David was stepping back, but his arms were around her and Shoshana was following him. Dimly, she was aware that he was guiding them to the window seat. He sat, pulling her into his lap and she groaned against his mouth, encouraging his hands in their attempts to roam her body by tunneling her fingers in his hair, knocking his kippah askew. David nipped at the fullness of her bottom lip and she laughed against his mouth. His fingers were dipping between her legs and she tried to open for him, but it was awkward, the window seat cramped.

“This is unfortunate,” she said, lifting her head to indicate the seat. He made a noise of agreement, his mouth closing over the pulse at her neck. Shoshana’s fingers held his head against her. His hand closed over her breast and she sighed, wondering if she could convince him to take her upstairs. Or at least to the couch.

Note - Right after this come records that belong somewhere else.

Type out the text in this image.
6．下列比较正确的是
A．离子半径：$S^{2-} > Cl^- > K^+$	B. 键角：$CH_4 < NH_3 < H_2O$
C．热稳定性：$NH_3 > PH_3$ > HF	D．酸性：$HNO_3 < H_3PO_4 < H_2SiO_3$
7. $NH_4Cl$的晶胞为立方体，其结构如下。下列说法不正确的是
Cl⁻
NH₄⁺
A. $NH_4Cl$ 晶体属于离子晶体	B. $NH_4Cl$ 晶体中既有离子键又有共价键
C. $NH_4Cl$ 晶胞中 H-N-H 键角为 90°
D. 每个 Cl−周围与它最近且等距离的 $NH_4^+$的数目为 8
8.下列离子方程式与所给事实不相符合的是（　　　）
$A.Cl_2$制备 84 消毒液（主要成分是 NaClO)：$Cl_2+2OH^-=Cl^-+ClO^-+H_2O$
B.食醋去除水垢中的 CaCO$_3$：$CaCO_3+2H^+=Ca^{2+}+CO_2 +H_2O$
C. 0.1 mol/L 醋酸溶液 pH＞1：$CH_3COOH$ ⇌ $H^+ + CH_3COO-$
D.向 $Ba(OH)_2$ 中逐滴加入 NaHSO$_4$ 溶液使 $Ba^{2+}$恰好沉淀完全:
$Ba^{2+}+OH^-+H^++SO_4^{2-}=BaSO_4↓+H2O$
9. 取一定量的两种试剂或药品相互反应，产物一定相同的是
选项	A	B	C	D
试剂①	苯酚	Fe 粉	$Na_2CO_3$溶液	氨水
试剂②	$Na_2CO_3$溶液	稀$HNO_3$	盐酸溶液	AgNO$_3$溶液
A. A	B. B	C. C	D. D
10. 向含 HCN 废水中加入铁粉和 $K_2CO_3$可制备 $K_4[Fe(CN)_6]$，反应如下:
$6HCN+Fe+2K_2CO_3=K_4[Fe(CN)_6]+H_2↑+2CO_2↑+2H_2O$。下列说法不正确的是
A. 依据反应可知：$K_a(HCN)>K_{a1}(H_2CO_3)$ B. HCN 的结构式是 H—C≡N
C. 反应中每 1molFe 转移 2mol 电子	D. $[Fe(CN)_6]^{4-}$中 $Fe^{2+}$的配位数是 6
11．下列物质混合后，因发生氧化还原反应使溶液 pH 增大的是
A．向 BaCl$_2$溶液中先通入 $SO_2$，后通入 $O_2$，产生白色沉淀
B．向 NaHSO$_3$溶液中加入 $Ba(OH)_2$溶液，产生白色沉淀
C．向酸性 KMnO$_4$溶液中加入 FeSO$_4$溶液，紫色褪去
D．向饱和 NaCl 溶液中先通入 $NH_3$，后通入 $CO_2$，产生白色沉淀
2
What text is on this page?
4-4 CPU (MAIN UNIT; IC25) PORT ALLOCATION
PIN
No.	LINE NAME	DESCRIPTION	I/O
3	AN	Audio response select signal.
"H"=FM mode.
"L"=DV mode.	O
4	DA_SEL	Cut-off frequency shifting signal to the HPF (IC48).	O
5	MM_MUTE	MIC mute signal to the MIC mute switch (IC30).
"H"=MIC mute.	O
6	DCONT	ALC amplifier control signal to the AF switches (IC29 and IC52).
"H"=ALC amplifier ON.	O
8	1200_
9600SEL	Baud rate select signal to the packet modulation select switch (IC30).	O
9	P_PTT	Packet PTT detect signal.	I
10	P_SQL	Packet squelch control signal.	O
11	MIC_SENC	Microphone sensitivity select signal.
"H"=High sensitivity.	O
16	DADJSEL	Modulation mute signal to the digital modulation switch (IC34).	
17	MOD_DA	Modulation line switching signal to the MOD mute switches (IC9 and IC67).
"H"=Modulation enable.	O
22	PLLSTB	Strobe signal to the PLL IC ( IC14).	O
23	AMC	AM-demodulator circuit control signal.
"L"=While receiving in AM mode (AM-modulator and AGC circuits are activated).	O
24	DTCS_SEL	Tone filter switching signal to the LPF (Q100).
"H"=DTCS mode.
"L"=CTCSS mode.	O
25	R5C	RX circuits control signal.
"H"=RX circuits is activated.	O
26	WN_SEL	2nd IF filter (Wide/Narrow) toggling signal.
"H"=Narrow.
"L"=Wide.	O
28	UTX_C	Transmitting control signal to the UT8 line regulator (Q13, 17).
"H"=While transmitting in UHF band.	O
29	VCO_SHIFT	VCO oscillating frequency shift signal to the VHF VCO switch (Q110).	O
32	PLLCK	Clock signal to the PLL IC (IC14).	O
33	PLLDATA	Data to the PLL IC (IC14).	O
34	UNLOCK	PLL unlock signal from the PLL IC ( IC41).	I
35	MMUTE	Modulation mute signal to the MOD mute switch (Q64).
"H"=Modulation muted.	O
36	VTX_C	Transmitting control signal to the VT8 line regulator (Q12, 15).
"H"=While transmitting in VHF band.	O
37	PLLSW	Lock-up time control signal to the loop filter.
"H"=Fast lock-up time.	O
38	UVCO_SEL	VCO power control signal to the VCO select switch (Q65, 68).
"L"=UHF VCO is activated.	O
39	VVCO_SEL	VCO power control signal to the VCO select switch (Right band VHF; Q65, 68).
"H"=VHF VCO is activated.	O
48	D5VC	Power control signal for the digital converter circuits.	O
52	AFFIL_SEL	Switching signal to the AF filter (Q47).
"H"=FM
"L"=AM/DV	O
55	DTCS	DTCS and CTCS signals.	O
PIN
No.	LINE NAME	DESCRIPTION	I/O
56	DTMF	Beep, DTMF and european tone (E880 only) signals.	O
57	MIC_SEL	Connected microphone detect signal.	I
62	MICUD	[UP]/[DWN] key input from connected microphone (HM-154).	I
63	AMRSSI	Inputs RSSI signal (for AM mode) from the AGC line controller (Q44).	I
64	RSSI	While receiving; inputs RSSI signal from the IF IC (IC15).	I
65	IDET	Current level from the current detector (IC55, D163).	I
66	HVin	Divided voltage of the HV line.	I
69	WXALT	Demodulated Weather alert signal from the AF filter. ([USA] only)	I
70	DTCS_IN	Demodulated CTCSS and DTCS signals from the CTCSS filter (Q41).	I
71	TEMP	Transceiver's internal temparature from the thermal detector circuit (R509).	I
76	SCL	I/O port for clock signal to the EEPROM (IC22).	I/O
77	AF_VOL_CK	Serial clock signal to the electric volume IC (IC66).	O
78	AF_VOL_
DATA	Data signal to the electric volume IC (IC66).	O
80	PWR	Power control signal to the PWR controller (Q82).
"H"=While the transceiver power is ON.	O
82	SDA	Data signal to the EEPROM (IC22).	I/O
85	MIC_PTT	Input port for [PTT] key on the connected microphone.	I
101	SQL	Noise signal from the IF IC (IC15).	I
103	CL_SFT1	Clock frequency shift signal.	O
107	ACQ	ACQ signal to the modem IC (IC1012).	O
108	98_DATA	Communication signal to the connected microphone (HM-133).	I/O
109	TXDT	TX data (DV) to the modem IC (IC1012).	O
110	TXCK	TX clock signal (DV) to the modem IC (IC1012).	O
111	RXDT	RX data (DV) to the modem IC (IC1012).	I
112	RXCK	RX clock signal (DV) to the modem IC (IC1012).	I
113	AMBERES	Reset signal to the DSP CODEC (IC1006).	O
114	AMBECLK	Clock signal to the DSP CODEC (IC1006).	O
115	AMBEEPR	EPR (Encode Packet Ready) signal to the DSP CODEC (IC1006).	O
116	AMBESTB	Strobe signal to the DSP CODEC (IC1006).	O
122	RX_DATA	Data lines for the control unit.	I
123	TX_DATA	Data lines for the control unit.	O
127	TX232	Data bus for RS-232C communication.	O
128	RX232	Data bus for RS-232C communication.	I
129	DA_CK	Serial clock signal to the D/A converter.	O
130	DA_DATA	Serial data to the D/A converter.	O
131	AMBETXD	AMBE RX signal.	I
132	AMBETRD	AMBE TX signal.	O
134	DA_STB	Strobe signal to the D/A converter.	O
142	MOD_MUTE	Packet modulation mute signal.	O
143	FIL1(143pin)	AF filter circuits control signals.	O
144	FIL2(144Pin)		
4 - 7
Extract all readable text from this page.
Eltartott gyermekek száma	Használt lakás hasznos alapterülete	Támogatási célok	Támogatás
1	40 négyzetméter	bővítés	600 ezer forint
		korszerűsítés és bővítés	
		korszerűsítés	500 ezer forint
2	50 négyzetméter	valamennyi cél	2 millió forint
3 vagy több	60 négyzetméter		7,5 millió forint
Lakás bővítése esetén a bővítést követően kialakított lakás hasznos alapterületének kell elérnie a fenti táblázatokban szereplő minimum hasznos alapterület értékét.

“Shoshana,” he said, his lips still against her skin. She turned her head, opening her mouth to speak, but his phone trilled loudly from his pocket. He grunted, hand covering his pocket for the briefest moment before he was kissing her again, intent. The phone trilled again, a different sound this time, more of a pinging. She laughed.

“You need to answer that,” she said, pulling away from him enough to brush the loose curls of his hair out of his eyes.

“I need to do this,” he said, touching her jaw, angling her head down to capture her lips again. The phone pinged a second time.